Pur condividendo con la limitrofa zona del Barolo, terreni e clima, per un cavillo non fu ammessa all’interno dell’area protetta dalla prestigiosa denominazione. Oggi le vigne intorno alla storica cascina ci mettono a disposizione uve di grande qualità.
Le fermentazioni in acciaio e l’affinamento in legno vecchio ci restituiscono vini di grande potenzialità espressiva, complessi e longevi, tutelati dalla d.o.c. Nebbiolo d’Alba.

Ceretto

Alla ricerca dei cru, una geniale intuizione Selezionare le vigne nelle posizioni storicamente più valide era l'obiettivo dei due fratelli Bruno e Marcello Ceretto. Questa idea, derivata da un viaggio in Borgogna, avrebbe dato ragione alla famiglia e reso i vini Barolo e Barbaresco tra i più apprezzati al mondo. Una rivoluzione, all'epoca, per un territorio in cui il concetto di cru era totalmente sconosciuto, ma, soprattutto, una geniale intuizione.
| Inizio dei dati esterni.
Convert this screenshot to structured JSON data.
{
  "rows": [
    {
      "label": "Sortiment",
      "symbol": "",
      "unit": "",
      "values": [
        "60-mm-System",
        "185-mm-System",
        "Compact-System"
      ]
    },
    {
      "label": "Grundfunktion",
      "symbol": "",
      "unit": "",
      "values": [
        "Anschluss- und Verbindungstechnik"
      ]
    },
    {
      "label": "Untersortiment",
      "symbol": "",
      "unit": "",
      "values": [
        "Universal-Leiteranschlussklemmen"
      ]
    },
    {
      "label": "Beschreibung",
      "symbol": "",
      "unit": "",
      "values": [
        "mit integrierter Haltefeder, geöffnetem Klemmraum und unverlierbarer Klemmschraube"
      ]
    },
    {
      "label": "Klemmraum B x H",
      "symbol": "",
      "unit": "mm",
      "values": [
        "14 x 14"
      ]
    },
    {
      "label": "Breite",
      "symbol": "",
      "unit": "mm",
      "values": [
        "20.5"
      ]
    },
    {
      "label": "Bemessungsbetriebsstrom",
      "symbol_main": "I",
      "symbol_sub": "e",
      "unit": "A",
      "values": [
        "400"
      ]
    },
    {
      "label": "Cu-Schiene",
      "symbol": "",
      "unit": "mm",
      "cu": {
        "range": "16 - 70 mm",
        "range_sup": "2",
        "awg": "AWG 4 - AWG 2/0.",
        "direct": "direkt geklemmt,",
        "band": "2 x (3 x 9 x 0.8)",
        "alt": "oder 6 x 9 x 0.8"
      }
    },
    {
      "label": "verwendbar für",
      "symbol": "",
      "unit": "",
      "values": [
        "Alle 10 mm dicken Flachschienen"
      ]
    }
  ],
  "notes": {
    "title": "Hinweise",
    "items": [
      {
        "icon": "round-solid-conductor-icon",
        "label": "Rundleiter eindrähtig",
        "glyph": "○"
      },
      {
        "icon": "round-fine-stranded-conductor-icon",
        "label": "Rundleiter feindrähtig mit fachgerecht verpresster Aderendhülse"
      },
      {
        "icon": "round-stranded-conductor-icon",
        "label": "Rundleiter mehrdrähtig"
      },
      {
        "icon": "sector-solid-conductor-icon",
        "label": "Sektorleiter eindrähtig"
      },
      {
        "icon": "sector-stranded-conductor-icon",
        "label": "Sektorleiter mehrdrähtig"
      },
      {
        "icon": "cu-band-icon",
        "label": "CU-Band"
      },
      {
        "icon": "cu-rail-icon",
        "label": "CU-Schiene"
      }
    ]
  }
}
Una vera lotta, la loro, intrapresa col padre Riccardo, che le uve le comprava per poi vinificarle. "Incominciate un percorso difficile, la terra non ha mai creato ricchezze a nessuno" sosteneva Riccardo, ma i testardi Bruno e Marcello non avevano dubbi "siamo per la terra al cento per cento, la cantina certo un poco conta, comunque i grandi vini si fanno con l'uva". Iniziano quindi a sognare etichette che portino il nome del vigneto e su cui appaia anche la sua fotografia: "così chi beve quel vino ha sotto gli occhi la vigna da cui proviene. La vigna è storia, i nomi delle colline restano nel tempo, non mutano e questo rafforza la qualità e la credibilità dei vini qui prodotti. Una vigna la puoi cercare, visitare, toccare, sempre". Nel 1986 The Wine Spectator, forse la più influente rivista americana nel mondo del vino, mette in copertina i due fratelli langaroli chiamandoli Barolo Brothers. Bruno e Marcello hanno meno di 50 anni, ma non si fanno travolgere da quella che è una consacrazione ufficiale, a cui tutti aspirano ma pochi riescono ad ottenere. Oggi si sono mantenuti fedeli a se stessi, non hanno smesso di sognare e combattere per un obiettivo giusto. Intanto la Langa è cresciuta con loro e con chi, come loro, antepone al proprio nome quello della terra che li ha fatti nascere e li ha accompagnati per tutta la vita.